- Education: Kenyatta University, B.Ed.
- Writing career
- Language: Swahili
- Genre: Children's literature
- Notable awards: Jomo Kenyatta Prize 2015 Nimefufuka

= Rebecca Nandwa =

Kenyan writer

Rebecca Nandwa is a Kenyan writer who is best known for her children's books written in Swahili. She has been involved in a wide range of journalism and editorial work and used to be a teacher.

==Biography==
After going to primary school in Western Kenya and secondary school in Limuru, she graduated from Kenyatta University with a B.Ed. Her first teaching post was at Emusire High School in 1988. She soon moved to Nairobi because she wanted to be closer to the country's publishers.

Nandwa likes writing in Swahili for children and, in this way, hopes to support traditional culture and language. She is motivated to deal with “social issues” in her stories. Chura Mcheza Ngoma, her first book, teaches the value of trusting friends, while Kiki and the Piggy Bank is about saving. Nandwa is a founder member of Angaza Writers, a group concerned with promoting integrity and good citizenship through writing. She also belongs to the National Culture and Creative Writers Association of Kenya: a “think tank that promotes local heritage and culture through writing”.
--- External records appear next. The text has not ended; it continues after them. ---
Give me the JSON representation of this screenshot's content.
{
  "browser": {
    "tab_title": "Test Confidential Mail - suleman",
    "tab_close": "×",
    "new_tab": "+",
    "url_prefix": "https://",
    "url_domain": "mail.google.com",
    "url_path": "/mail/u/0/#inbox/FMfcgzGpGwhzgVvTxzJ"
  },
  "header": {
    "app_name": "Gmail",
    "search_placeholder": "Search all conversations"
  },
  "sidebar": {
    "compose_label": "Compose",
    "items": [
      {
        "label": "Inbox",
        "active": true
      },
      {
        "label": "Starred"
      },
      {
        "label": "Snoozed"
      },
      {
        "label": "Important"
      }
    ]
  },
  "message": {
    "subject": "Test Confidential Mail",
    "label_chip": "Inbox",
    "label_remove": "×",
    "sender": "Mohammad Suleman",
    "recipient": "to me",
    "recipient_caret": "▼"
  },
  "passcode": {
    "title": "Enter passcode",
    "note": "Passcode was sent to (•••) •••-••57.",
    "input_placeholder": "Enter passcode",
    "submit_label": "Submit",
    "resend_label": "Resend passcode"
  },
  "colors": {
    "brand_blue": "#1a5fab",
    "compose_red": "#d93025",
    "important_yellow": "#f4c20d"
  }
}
In 2013, she won a Jomo Kenyatta award in the Kiswahili Children's Category for her book Nimefufuka, and was also a nominee in 2015. She has written more than 35 books for a variety of publishers, including a few in English. Her books are recommended by the Kenyan Institute of Curriculum Development for use in educational institutions. Chura Mcheza Ngoma has featured in an International Board on Books for Young People (IBBY) online exhibition. Some of Nandwa's books are included in the Worldreader programme and her Pole Mzee Bonga was one of their “top books” for East Africa in 2014.